Dhaka: A boat carrying dozens of Rohingya refugees that has been adrift in the Andaman Sea since February has landed on an Indonesian island after a voyage of more than 100 days.
Villagers in the Aceh province discovered the stranded boat on Friday, along with 81 survivors.
Miftach Cut Adek, the leader of the local tribal fishing community, said 90 people were on board the boat when it left the refugee camp on Feb. 11, but nine died during the 113-day trip.
The vessel sailed on February 11 from Cox’s Bazar in Bangladesh carrying 90 Rohingya refugees, most of them women and children, with the hope of reaching Malaysia.
The remote beach when the refugees were found is on an uninhabited island. Credit:AP
But the boat’s engine failed four days after leaving Cox’s Bazar, where refugee camps house hundreds of thousands of Rohingya Muslims who have fled neighbouring Myanmar.
M. Ilyas, a Rohingya on the stranded boat, said they were refused entry to Malaysia because of concerns over the coronavirus. He said their boat’s engine broke down in Indian waters, and local fishermen there helped them continue their trip.
Indian authorities provided food and essential supplies to survivors but refused to let them set foot on their shores. Bangladesh, too, denied re-entry to 81 survivors.
Rohinga women and children sit by a fire on the beach of Idaman Island, off the coast of Aceh. Credit:AP
Over the last three months, international aid agencies and family members of those onboard have made repeated appeals to India, Bangladesh, Myanmar and Malaysia for information about the fate of the survivors on the boat.
The engine broke down again, before the boat, carrying 49 women, 21 men and 11 children, ran aground on Idaman island in Aceh on Friday.
Salmidin, a police officer in Aceh, said local authorities were working together to process the Rohingya.
“It is an empty island and we do not know their condition, whether they are free from COVID-19 or not.
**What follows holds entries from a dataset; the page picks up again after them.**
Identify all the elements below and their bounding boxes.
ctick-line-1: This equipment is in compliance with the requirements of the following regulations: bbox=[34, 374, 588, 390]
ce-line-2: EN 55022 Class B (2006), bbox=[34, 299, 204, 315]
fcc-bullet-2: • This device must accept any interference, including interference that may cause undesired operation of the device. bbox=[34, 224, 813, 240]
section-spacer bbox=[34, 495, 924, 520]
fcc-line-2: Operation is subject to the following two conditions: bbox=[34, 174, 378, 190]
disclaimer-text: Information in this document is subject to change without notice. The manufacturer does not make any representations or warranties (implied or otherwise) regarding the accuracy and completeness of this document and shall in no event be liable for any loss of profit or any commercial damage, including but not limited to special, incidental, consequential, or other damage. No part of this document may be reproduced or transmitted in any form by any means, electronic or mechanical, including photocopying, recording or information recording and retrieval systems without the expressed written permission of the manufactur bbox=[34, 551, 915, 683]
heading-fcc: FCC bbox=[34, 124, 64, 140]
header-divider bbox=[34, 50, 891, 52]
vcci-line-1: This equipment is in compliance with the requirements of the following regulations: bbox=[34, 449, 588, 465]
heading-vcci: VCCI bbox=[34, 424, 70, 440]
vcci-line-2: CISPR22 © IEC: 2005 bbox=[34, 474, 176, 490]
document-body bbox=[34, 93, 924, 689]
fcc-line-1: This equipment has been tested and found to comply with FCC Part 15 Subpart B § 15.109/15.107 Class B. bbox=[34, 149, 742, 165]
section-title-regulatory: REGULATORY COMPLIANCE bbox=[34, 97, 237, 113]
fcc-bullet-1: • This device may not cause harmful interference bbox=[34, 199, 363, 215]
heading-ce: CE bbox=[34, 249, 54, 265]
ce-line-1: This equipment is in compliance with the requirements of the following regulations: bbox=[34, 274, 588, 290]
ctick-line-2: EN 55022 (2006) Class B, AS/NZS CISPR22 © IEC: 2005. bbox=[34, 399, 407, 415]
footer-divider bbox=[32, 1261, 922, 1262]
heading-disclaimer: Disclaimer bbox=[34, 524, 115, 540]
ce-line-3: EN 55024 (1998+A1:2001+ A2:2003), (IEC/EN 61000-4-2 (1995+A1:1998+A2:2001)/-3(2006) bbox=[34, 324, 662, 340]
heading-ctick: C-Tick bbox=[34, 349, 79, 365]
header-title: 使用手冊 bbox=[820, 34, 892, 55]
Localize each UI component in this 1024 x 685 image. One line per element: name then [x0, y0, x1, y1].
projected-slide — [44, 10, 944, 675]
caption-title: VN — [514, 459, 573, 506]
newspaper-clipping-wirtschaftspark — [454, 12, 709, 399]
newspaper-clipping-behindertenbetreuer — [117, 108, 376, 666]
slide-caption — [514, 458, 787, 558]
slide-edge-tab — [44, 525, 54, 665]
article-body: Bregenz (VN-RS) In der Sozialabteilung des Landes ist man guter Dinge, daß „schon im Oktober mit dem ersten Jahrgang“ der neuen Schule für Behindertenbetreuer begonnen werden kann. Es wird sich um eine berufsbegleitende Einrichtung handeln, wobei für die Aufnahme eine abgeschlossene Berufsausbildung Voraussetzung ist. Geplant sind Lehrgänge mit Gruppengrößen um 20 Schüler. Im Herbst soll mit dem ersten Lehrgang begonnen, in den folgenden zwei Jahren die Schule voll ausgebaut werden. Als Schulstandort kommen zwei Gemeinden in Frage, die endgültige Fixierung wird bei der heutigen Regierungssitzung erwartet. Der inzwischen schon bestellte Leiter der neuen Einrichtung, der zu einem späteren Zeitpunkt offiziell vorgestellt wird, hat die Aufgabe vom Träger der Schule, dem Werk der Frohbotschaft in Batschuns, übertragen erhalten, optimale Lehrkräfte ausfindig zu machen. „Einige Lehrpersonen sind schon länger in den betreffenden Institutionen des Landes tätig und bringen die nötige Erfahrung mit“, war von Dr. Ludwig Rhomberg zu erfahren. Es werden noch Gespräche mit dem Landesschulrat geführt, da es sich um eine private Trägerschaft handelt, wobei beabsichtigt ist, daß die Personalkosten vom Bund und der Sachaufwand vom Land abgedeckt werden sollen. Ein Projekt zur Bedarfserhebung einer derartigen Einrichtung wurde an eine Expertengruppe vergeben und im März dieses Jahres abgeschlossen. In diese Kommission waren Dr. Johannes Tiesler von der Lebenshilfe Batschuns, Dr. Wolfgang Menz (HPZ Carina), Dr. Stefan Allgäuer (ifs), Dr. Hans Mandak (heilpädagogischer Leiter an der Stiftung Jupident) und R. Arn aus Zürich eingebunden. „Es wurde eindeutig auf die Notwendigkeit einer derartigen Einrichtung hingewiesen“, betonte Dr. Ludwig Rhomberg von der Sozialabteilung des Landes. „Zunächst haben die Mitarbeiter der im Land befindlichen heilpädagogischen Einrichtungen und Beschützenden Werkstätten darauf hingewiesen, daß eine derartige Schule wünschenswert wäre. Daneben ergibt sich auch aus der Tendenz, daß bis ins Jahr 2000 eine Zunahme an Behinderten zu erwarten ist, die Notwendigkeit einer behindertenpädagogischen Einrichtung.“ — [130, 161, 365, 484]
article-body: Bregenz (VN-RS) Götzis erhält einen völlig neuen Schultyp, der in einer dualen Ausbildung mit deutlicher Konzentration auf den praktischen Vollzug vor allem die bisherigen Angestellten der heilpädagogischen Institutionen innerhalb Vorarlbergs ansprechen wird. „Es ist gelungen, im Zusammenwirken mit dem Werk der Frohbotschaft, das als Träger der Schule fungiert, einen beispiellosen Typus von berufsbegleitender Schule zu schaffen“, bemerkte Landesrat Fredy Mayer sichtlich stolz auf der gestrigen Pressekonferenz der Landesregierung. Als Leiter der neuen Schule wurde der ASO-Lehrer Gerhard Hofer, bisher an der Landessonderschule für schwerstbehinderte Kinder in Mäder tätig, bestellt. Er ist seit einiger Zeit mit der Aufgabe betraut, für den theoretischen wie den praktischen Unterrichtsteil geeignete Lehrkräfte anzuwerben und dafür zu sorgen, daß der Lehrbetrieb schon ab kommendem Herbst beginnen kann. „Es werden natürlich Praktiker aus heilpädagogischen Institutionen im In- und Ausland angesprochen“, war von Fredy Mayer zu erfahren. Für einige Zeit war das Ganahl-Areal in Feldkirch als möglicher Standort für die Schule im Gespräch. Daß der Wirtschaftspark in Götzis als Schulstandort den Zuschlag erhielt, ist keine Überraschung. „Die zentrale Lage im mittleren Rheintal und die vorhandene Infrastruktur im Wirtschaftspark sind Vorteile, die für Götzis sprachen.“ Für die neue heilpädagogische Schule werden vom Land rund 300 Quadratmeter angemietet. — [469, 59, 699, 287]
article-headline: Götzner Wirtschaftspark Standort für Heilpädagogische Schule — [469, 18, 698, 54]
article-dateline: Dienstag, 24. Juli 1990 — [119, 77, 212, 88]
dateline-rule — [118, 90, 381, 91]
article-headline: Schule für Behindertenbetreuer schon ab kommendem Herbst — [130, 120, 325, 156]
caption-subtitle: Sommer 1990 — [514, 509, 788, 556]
We are trying to examine them now,” Salmidin said.
“We have learnt that the 81 (refugees) were fine, they landed on Idaman Island in Aceh (Indonesia),” said Chris Lewa, director of the Arakan Project, a group that monitors the Rohingya crisis.
“They are not 100 per cent safe there yet. We hope they will not be pushed back,” Lewa told Reuters.
The refugees left the refugee camp in Cox’s Bazaar in Bangladesh hoping to find work in Malaysia. Credit:Kate Geraghty
Dwi Prafitria, spokeswoman for the United Nations High Commissioner for Refugees in Indonesia, told Reuters that the refugees currently don’t have a place to stay.
Authorities in Indonesia, including local police and immigration, were not immediately available for comment.
The Rohingya are a minority group, most of whom are denied citizenship by Buddhist-majority Myanmar, which considers them illegal immigrants from Bangladesh.
More than 1 million Rohingya refugees from Myanmar are living in teeming camps in Bangladesh, including tens of thousands who fled after Myanmar’s military conducted a deadly crackdown in 2017.
Human traffickers often lure Rohingya refugees, persuading them to travel on rickety vessels with the promise of work in Southeast Asian countries like Malaysia.